Oso

22 May 2021

Photo by Dmitry Ratushny on Unsplash

Somewhere, or maybe nowhere anymore, but at one time there was a picture of my dad, my mom who’s pregnant with me, and our family dog Oso. My mom is wearing a blousey purple top and white cut-off shorts. Her tanned legs end above the knees at the end of the photo, but in my memory of this photo, I picture her whole legs with her scarred and bony knees, her strong calves and tiny ankles. My dad is standing behind her, holding her shirt out as if to say “this is how big she’s going to get!” They’re both laughing, and down at the bottom left of the picture is their dog, an Australian shepherd named Oso, beaming back at us.

If you came across this picture on a mantle somewhere, you’d think wow, that was for sure the 80s. My mom and my dad have almost identical feathered, shoulder-length hair and my dad has his attempt at a Magnum PI mustache. He actually has that mustache again right now, it’s kind of comforting.

But if you didn’t know us, if you didn’t know how this ends you’d think… damn they’re happy. Maybe you’d think that kid is going to be so lucky to have a dog when they get here.

That is the picture I think of when I think of Oso because that is one of the only pictures I had of him. For being such a huge part of my life, I think I only ever had two photographs with him in them.
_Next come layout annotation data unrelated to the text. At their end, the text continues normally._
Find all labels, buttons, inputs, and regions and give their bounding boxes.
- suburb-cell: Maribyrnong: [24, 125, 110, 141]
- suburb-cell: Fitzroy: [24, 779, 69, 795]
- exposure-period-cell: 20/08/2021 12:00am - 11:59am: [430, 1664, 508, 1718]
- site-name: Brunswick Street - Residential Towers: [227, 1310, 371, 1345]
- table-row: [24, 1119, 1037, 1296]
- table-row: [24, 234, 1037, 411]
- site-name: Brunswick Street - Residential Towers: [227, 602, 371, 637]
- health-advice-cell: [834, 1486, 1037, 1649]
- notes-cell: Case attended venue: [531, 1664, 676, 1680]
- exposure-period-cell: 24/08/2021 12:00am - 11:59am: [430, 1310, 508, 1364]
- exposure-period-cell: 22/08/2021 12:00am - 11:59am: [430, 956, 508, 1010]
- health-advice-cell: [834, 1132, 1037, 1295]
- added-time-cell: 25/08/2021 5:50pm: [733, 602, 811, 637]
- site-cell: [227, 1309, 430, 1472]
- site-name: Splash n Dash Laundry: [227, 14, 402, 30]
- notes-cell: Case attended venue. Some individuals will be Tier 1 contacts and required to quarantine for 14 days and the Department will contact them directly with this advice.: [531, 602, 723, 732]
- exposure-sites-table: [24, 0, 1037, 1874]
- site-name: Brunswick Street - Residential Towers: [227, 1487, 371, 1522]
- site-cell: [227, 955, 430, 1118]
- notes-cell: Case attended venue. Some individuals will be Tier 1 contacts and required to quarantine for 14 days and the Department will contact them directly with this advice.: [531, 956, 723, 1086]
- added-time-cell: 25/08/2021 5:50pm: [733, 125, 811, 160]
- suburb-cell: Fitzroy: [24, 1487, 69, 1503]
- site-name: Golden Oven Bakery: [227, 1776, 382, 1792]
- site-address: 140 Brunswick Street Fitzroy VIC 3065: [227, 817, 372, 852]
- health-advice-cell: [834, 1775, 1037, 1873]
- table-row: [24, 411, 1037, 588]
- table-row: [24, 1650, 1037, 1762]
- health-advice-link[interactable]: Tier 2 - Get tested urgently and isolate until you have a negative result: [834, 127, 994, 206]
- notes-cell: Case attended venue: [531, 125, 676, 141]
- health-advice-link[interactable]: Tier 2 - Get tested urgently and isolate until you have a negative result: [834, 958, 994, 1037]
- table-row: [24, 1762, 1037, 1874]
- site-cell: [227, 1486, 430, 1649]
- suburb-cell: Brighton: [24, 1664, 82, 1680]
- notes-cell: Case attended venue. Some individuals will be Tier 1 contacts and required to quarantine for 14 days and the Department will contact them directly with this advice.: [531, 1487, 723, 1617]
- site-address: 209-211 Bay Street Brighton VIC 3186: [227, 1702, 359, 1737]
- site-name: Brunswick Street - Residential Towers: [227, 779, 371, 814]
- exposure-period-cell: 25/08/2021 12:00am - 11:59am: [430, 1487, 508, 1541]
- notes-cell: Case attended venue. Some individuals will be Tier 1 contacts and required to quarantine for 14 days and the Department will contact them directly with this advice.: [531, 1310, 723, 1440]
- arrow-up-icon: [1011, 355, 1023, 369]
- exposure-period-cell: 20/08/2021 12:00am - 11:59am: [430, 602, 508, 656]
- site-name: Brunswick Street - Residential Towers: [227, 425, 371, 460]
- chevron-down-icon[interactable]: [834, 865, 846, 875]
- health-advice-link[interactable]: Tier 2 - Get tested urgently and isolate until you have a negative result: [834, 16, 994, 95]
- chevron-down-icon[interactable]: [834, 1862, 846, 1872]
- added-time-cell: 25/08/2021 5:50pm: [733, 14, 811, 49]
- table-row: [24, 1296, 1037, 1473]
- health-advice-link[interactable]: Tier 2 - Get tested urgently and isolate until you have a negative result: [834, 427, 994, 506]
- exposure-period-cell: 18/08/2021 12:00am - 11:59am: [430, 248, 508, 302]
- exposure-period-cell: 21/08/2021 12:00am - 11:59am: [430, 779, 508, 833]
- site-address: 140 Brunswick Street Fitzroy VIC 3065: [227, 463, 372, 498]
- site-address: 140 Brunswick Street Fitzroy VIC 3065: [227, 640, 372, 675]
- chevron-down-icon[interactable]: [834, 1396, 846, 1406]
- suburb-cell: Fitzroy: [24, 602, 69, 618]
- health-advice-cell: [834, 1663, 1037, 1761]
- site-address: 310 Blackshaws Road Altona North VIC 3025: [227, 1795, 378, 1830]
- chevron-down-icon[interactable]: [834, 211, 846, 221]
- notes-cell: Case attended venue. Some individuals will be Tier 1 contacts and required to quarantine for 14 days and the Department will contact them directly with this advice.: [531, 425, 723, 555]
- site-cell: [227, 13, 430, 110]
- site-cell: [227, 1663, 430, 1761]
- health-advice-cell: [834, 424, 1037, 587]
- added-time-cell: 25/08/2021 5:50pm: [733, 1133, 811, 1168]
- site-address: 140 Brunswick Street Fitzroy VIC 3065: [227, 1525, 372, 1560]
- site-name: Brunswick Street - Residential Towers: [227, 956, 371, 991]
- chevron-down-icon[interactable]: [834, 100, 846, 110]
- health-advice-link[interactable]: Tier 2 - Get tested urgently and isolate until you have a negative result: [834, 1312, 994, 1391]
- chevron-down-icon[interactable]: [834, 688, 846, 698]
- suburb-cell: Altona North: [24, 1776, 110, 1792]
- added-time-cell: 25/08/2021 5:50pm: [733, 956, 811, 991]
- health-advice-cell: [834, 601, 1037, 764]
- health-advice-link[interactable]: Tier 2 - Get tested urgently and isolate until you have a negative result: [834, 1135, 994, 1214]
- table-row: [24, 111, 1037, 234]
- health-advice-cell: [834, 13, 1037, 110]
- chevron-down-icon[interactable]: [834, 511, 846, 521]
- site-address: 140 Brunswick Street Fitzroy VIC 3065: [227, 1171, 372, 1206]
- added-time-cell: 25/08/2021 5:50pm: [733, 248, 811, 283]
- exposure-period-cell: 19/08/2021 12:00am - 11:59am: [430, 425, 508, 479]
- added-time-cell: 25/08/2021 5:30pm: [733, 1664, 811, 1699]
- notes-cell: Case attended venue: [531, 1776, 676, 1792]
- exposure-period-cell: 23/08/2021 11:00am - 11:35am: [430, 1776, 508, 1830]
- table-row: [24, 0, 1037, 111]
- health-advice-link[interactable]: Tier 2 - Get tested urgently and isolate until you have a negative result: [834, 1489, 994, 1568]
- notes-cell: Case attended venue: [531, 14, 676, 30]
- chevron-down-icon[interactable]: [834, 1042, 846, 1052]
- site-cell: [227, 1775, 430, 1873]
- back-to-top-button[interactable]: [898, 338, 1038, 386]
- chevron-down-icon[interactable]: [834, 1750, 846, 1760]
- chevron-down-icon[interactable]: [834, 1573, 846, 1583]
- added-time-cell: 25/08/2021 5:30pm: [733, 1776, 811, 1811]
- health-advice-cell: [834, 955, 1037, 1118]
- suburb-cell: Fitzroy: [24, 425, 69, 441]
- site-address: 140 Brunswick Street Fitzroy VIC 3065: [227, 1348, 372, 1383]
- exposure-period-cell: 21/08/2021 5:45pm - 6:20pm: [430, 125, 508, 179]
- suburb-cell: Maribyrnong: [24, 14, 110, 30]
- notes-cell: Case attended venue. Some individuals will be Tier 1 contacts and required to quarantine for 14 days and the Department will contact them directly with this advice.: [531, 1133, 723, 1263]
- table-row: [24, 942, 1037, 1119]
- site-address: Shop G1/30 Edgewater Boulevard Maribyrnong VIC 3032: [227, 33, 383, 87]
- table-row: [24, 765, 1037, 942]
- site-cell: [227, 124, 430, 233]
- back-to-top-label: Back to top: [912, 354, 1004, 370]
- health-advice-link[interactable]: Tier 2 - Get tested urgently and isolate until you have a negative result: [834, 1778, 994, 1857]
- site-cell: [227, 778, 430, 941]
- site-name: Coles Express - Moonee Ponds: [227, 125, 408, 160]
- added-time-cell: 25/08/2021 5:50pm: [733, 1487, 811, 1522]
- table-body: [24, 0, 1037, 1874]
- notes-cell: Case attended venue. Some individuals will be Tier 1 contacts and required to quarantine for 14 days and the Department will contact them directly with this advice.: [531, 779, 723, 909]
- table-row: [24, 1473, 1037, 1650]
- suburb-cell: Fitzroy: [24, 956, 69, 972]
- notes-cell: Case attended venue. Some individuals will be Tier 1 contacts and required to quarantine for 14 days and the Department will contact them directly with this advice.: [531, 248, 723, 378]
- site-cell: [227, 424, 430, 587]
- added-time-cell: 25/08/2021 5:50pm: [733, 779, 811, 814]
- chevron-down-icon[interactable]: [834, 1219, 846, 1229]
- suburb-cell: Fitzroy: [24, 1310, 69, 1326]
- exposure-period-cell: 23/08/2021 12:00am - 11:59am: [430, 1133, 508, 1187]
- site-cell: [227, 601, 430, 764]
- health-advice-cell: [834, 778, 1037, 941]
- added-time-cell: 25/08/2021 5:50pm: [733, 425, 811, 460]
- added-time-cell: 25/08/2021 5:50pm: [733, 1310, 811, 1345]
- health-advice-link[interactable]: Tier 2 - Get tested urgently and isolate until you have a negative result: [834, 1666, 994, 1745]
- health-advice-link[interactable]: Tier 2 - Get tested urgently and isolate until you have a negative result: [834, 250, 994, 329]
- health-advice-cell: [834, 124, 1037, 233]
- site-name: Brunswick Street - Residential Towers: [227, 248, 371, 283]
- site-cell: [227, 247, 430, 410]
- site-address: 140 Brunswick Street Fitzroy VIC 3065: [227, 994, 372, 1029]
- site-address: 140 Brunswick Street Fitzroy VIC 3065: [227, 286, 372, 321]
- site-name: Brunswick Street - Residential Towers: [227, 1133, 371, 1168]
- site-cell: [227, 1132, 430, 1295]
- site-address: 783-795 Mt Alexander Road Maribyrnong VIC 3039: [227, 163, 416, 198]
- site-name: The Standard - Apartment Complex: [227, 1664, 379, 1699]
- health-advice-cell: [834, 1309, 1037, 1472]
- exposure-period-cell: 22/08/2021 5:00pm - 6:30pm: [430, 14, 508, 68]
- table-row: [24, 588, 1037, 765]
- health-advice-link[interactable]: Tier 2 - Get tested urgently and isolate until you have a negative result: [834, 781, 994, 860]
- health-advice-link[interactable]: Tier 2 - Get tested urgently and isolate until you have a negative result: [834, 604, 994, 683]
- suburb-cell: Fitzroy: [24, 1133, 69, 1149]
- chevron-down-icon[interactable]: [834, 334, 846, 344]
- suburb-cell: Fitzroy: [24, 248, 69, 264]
I don’t know how my parents got Oso, but he was still with them after I was born. He moved from house to house, and couch to couch with us. I don’t know how he was cared for, but based on my own experience with addict parents, it probably wasn’t well. When my mom gave me to my grandparents at 2 years old, Oso was left behind with me. He was my dog and he was my companion when I felt like I had nothing.

Sometime around a year or two later, there was a massive thunderstorm. Rare enough in Los Angeles, but they happen about once a year. Oso hated thunder. I remember crying and begging for my grandparents to let him in. But the dog had pissed my grandfather off earlier in the day and had been thrown outside as punishment.

I wouldn’t eat dinner, sure my dog was suffering alone in the storm. When I couldn’t convince them to let him in, I begged them to let me out to search for him. They said no of course.

He was gone in the morning, and I never saw him again.

Sometimes I think that the dog leaving was worse than my mom leaving. A mom is a capricious thing. Sometimes she’s there and sometimes she’s not. Sometimes she’s awake and she loves you and sometimes she won’t wake up or doesn’t want to wake up, or she can’t stand the sight of you. A dog, though. A dog is supposed to be there for you. A dog is supposed to be a friend for life.

All these years later, even if he did survive the storm, Oso would be long dead. But I always liked to think that he found someone else who took him in and didn’t hit him or throw him out when he was bad. Throughout my childhood, he was like a lifeline. Yes, it hurt to be left behind again, but Oso was proof that one could escape and not come back.

As sad as I was to lose him, I’ve always hoped that somewhere there’s another person telling another story of an Australian Shepard that came into their life in a thunder storm and looked at them like he looks at my mom and dad in that picture of us. And I hope that they loved him the way he should have been loved.